The company’s hotels in Sliema and Valletta also exceeded projected revenues and operating profit targets. Meanwhile, early performance indicators for the newly opened Verdala Wellness Hotel have been encouraging. Since opening in August 2025, the property has shown steady progress and is positioning itself as a leading five-star wellness destination, despite still being in the early stages of operation.
HSBC Bank Malta delivered a resilient financial performance in 2025, with another year of solid profitability, recording pre-tax earnings above €100 million for the third year running.
Profit before tax for the year reached €109 million. Compared to 2024, this represents a 29 per cent reduction, largely reflecting the normalisation of interest rates and lower releases of expected credit losses, rather than a weakening in underlying business activity.
Balance sheet growth remained strong. Customer deposits increased by €370 million to a new record level of €6.5 billion by year-end, driving a gain of more than one percentage point in deposit market share.
The Bank also continued to expand its wealth and protection franchise. Client wealth management and investment balances rose by 28 per cent to €1.1 billion, while life insurance sales increased by 21 per cent over the year.
After tax, profit attributable to shareholders amounted to €71.6 million, translating into earnings per share of 19.9 cents, compared with 27.8 cents in the previous year.
Reflecting the Group’s capital position and earnings profile, the Board has proposed a total dividend for 2025 of 18.4 cents per share, equivalent to a payout ratio of 60 per cent.
Plaza Centres plc and AX Real Estate plc have announced plans for share buyback programmes aimed at improving liquidity in the secondary market. The proposals will be submitted to shareholders for approval at upcoming meetings.
Plaza Centres Buyback
Plaza Centres will convene an EGM on 25 March to seek authorisation to repurchase up to 2.4 million shares over an 18-month period, at a price range of €0.75–€0.95 per share, representing a total potential outlay of €1.8–€2.28 million. Shares repurchased under the programme would be cancelled. Shareholders will also vote on a reduction in the size of the Board of Directors and a bonus share issue.

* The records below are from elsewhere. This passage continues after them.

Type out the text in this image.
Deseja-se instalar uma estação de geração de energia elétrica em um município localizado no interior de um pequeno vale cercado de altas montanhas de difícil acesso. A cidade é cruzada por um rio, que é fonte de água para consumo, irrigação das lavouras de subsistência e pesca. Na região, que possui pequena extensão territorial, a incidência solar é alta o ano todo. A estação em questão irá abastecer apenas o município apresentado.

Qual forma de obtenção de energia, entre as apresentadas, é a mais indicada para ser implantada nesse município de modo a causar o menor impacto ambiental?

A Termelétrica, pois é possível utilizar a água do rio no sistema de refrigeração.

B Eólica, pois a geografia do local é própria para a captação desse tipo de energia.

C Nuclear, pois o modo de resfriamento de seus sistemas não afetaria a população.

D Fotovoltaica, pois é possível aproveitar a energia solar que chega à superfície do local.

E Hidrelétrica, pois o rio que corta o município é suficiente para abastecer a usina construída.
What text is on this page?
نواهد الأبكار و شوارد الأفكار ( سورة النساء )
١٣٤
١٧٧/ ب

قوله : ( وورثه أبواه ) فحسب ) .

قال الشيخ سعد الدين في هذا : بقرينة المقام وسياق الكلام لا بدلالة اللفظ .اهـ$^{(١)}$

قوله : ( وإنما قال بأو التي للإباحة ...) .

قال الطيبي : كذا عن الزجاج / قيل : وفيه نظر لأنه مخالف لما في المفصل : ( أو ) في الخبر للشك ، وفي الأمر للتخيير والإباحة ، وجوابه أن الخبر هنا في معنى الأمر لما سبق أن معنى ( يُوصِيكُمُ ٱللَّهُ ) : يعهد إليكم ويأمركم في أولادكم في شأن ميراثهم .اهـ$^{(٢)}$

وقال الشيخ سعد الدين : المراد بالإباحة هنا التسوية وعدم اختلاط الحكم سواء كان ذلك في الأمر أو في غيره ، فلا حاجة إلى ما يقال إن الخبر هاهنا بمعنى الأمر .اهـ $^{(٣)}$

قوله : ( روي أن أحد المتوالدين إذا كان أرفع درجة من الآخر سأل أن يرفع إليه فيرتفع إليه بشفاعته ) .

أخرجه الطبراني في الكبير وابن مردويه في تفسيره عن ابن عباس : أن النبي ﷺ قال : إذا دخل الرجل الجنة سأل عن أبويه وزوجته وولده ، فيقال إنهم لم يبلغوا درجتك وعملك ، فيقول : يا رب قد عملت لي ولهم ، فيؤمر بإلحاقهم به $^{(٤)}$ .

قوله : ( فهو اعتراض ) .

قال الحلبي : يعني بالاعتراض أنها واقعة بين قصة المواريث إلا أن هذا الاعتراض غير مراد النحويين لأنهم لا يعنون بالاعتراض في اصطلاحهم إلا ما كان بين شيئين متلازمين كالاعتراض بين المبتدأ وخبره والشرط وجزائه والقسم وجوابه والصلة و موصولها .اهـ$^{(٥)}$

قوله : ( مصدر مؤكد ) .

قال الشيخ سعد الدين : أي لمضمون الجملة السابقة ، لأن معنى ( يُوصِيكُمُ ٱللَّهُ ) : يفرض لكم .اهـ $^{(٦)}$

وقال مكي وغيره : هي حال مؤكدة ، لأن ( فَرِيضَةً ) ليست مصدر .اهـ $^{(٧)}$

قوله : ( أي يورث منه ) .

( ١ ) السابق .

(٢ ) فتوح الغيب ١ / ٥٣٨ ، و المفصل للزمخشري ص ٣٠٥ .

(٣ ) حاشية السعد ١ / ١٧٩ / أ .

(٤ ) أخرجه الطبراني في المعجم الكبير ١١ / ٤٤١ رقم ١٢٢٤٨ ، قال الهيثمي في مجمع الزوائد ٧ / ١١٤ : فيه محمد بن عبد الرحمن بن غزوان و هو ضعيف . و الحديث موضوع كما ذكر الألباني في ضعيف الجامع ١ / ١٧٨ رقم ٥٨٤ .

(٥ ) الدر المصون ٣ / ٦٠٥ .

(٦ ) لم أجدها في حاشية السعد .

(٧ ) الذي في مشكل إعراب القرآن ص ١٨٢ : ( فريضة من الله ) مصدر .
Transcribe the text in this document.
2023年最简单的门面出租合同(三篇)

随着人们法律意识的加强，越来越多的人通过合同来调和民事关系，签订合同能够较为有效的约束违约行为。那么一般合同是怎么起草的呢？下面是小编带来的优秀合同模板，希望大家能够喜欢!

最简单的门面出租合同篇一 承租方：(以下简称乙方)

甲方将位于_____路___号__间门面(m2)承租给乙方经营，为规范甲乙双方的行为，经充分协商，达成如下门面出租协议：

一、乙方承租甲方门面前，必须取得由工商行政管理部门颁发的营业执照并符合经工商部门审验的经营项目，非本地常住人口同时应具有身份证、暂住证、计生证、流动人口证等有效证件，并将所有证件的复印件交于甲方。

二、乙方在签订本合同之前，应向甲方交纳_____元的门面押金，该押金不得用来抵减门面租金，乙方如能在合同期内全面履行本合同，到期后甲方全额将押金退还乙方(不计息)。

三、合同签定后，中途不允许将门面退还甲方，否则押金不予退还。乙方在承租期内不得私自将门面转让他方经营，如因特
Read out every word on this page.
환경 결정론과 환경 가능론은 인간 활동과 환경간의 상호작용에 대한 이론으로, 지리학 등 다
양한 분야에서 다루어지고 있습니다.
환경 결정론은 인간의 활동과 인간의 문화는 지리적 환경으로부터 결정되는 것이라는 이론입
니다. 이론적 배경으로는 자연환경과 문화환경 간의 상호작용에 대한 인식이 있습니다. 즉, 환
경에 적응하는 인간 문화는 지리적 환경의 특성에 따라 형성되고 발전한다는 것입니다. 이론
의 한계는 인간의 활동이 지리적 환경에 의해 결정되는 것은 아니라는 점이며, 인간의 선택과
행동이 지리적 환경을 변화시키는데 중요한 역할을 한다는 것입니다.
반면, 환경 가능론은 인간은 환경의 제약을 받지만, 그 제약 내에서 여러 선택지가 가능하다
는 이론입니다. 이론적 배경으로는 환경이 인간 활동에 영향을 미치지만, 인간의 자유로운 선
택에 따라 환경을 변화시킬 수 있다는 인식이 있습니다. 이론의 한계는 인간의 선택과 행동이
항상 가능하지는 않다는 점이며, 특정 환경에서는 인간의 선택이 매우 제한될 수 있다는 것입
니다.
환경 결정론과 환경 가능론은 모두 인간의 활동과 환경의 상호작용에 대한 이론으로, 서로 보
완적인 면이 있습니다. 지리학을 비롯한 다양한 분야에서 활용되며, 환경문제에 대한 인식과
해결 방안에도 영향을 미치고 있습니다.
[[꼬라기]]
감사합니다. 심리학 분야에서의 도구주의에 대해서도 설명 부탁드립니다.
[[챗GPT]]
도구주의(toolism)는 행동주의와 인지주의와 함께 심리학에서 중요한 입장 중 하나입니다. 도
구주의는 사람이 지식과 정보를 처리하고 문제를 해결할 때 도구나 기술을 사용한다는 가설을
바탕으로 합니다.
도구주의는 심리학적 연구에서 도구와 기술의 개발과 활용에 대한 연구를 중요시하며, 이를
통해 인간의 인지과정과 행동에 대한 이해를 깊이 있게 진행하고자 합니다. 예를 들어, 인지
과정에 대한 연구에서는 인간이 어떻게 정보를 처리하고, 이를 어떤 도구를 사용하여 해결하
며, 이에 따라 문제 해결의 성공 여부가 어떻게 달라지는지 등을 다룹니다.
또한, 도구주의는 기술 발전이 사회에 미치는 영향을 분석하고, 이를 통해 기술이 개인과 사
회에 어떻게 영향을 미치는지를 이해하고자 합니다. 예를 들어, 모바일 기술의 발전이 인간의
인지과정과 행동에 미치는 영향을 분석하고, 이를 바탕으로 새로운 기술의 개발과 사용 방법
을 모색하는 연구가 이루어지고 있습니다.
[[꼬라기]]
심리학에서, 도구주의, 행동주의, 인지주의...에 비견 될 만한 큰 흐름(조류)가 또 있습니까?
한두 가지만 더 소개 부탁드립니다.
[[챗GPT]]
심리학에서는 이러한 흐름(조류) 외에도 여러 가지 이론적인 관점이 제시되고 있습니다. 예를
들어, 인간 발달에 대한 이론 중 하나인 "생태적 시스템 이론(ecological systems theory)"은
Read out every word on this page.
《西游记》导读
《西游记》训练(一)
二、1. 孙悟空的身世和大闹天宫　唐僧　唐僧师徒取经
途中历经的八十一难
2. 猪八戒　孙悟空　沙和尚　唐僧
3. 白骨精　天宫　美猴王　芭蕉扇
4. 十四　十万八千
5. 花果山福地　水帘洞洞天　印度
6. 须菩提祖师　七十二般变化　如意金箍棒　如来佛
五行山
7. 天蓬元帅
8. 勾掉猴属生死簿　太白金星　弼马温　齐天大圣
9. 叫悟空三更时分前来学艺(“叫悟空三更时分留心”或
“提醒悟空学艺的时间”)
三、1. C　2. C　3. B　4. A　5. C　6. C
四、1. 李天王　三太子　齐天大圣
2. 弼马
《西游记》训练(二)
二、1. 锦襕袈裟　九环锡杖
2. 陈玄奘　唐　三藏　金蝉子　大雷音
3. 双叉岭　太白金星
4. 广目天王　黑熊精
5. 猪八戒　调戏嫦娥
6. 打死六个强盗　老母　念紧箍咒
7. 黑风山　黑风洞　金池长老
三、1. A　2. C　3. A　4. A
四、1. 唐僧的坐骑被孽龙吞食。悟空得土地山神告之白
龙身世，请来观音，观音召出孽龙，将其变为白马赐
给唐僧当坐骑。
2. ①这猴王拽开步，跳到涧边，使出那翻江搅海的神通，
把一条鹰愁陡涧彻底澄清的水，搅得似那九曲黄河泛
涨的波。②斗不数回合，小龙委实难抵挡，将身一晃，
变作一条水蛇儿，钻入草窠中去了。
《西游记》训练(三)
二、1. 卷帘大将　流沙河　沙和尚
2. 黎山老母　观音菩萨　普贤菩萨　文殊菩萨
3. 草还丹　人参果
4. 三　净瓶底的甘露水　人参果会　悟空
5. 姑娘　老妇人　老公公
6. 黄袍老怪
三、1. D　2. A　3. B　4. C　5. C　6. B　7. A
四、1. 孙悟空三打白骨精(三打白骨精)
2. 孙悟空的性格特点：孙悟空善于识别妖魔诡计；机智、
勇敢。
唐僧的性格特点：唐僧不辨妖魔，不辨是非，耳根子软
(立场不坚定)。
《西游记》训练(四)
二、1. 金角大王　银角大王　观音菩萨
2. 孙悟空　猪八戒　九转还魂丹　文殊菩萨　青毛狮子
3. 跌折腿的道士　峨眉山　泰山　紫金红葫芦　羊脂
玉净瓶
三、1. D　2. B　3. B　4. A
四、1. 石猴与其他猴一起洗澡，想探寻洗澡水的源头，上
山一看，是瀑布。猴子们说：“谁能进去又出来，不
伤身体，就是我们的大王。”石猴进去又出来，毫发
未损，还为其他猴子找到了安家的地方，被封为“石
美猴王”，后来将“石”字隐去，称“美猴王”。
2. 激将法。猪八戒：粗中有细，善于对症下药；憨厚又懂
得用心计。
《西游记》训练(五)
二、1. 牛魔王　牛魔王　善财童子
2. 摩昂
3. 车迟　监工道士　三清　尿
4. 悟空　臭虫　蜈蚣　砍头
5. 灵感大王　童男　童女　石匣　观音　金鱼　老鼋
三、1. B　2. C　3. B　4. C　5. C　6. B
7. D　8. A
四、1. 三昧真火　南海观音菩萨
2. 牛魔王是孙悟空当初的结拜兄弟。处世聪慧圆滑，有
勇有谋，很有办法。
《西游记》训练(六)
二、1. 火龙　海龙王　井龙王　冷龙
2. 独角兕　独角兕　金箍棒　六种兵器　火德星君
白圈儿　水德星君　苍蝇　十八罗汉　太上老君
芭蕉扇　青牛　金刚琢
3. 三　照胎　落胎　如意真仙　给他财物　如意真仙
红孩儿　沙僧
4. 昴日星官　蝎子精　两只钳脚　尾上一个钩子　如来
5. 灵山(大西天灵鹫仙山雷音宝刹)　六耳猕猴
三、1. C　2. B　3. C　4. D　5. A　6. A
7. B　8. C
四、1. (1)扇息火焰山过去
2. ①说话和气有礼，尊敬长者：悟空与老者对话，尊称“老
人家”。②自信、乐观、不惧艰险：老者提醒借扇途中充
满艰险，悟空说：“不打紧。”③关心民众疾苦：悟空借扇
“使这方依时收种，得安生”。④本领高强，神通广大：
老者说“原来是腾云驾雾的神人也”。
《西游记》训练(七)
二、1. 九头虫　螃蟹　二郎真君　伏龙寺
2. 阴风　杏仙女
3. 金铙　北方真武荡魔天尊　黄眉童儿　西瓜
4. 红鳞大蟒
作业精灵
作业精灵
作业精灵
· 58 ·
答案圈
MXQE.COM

Following the announcement, Plaza Centres’ shares rose 15.4 per cent to €0.90. The buyback follows Virgata Group’s acquisition of a 31.4 per cent stake, making it the largest shareholder. Virgata founder Jordi Goetstouwers Odena said the programme aims to support the share price, improve liquidity, and narrow the gap between market and intrinsic value.
AX Real Estate Buyback
AX Real Estate plc will propose a one-year share buyback at its AGM on 24 April, allocating €1 million from retained profits. Daily purchases will be limited to 25,000 shares per shareholder, with a maximum price not exceeding the company’s net asset value per share (€0.55). Repurchased shares may be held for resale or other permissible uses.
These buyback initiatives follow similar programmes by M&Z plc, Malta International Airport, and Bank of Valletta. Such programmes are increasingly being used in the Maltese market to bolster share prices and offer small shareholders a fair exit amid subdued trading volumes, which in 2025 were roughly half those recorded in 2019.